Gidewen Melake arrived in Kelowna last Wednesday and was reunited with his family. (Courtesy of the West Kootenay Friends of Refugees)

Eritrean family reunited in B.C.

A father was finally reunited with his wife and children who have been in Rossland since 2015.

After being separated from them for approximately seven years, a father was finally reunited with his wife and children who have been living in Rossland since 2015.

Gidewen Melake arrived in Canada last Wednesday at the Kelowna International Airport, where his family and volunteers from the West Kootenay Friends of Refugees (WKFoR) eventually arrived to meet him — though due to a scheduling error they weren’t there when he landed.

“All refugees, their travel is routed through an organization called the International Organization for Migration [IOM]. So IOM had booked all his plane tickets and they’d sent us the schedule, and so the schedule we received said that he would be arriving at 7:50 in the evening in Kelowna,” explained Jan Micklethwaite, a WKFoR volunteer.

But Melake’s plane arrived at 5 p.m. instead, when his family was still on route to Kelowna.

“By the time everybody arrived we were all feeling a little bit emotional because we were sorry that we hadn’t been there to greet him when he first got there and the little boys were getting very anxious to see their dad,” said Micklethwaite. “They just ran through the airport and just jumped at him and it was very emotional for us to watch.”

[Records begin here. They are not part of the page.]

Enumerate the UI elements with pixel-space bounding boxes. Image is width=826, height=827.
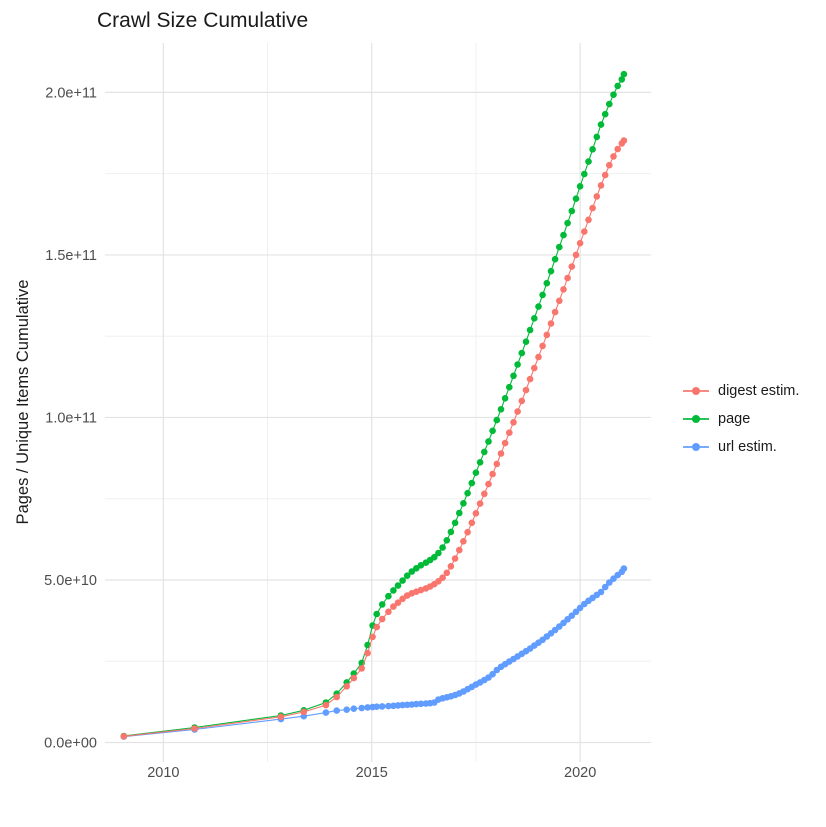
legend-dot-icon bbox=[692, 387, 700, 395]
legend-item-page: page bbox=[683, 406, 799, 432]
legend-dot-icon bbox=[692, 443, 700, 451]
legend-label-url-estim: url estim. bbox=[718, 439, 777, 455]
legend-dot-icon bbox=[692, 415, 700, 423]
legend-key-url-estim-icon bbox=[683, 440, 709, 454]
legend: digest estim. page url estim. bbox=[683, 378, 799, 462]
svg-text:1.0e+11: 1.0e+11 bbox=[45, 410, 97, 426]
svg-text:0.0e+00: 0.0e+00 bbox=[44, 735, 97, 751]
svg-text:2020: 2020 bbox=[564, 765, 596, 781]
svg-text:5.0e+10: 5.0e+10 bbox=[44, 573, 97, 589]
svg-text:2010: 2010 bbox=[147, 765, 179, 781]
legend-key-page-icon bbox=[683, 412, 709, 426]
legend-item-digest-estim: digest estim. bbox=[683, 378, 799, 404]
chart-title: Crawl Size Cumulative bbox=[97, 9, 309, 32]
svg-text:2015: 2015 bbox=[356, 765, 388, 781]
svg-text:2.0e+11: 2.0e+11 bbox=[45, 85, 97, 101]
legend-label-page: page bbox=[718, 411, 751, 427]
legend-label-digest-estim: digest estim. bbox=[718, 383, 800, 399]
legend-key-digest-estim-icon bbox=[683, 384, 709, 398]
svg-text:1.5e+11: 1.5e+11 bbox=[45, 248, 97, 264]
legend-item-url-estim: url estim. bbox=[683, 434, 799, 460]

After sponsoring the rest of his family, who had fled Eritrea, WKFoR was able to sponsor Melake under the “one-year window.”

“Which means that if you come as a refugee, you have one year to apply for anybody who was originally listed on your application as a family member,” explains Micklethwaite.

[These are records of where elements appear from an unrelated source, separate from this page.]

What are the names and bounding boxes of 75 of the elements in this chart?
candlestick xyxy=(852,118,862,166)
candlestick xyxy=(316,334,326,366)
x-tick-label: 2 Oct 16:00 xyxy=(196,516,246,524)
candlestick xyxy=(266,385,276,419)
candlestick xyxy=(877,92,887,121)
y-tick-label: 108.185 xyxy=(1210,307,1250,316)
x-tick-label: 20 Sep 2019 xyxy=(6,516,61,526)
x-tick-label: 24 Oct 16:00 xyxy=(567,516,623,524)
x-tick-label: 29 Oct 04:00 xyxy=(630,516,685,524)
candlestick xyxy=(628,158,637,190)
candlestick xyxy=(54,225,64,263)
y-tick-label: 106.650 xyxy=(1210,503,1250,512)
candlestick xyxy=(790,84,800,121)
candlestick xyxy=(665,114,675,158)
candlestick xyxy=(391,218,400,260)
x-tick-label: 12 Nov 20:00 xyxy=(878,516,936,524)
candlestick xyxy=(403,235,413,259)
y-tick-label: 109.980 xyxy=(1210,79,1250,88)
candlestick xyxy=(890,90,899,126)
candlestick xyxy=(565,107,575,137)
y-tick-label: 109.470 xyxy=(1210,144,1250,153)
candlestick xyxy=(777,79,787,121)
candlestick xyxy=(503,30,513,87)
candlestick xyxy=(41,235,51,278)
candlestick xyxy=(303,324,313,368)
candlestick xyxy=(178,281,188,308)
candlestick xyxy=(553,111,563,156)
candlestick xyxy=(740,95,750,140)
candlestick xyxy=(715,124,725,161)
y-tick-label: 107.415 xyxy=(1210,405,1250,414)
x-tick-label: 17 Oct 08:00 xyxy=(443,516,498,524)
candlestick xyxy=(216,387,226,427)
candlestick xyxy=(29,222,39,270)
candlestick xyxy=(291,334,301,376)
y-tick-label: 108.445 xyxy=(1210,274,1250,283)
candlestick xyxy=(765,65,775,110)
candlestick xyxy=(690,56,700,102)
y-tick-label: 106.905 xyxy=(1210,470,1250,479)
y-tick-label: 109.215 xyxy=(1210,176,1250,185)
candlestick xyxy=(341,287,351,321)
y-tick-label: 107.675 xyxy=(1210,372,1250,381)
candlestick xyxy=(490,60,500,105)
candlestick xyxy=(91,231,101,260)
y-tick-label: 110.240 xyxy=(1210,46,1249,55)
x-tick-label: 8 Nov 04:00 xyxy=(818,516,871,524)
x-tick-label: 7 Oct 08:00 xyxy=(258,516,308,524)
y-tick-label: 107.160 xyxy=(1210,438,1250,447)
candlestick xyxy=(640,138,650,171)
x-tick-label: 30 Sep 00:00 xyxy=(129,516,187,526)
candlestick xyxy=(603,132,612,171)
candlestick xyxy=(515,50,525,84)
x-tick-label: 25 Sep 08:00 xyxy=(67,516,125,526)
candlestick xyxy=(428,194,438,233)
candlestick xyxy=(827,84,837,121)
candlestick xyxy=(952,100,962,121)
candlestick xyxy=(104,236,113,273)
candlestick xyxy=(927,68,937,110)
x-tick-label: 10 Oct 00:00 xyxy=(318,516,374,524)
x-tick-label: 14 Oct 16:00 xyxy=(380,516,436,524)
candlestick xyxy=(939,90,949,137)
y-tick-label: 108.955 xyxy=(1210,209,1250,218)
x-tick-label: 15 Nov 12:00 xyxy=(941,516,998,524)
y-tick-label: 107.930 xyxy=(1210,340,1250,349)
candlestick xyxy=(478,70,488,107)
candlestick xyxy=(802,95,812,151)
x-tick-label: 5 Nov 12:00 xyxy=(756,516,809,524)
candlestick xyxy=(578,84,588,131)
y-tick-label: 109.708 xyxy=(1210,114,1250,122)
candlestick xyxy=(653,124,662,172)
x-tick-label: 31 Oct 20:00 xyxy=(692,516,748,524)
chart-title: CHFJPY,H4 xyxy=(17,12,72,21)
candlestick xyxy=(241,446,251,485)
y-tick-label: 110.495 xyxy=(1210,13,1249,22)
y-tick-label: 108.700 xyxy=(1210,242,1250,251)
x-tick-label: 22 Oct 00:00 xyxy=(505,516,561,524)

Melake’s wife, Ruta Zakarias Yohannes, had originally listed him as her next of kin on her sponsorship application, even though at the time she didn’t know where he was or if he was still alive.

It was after she arrived in Canada that a relative contacted her and let her know that Melake was in Uganda.

Now that he’s in Canada, Melake will receive resettlement funding from Immigration, Refugees and Citizenship Canada (IRCC) for six months, while he attends English classes — though he already learned some English while in Uganda — and looks for employment.

WKFoR also has two other applications in progress.

One is a cousin of the Burmese family living in Rossland and the other is for the father and brother of a young Syrian woman living in Fruitvale.

Micklethwaite wanted to thank Rosslanders for the generosity they have shown so far in supporting bringing displaced families to Canada and encourages them to make Gidewen Melake feel welcome.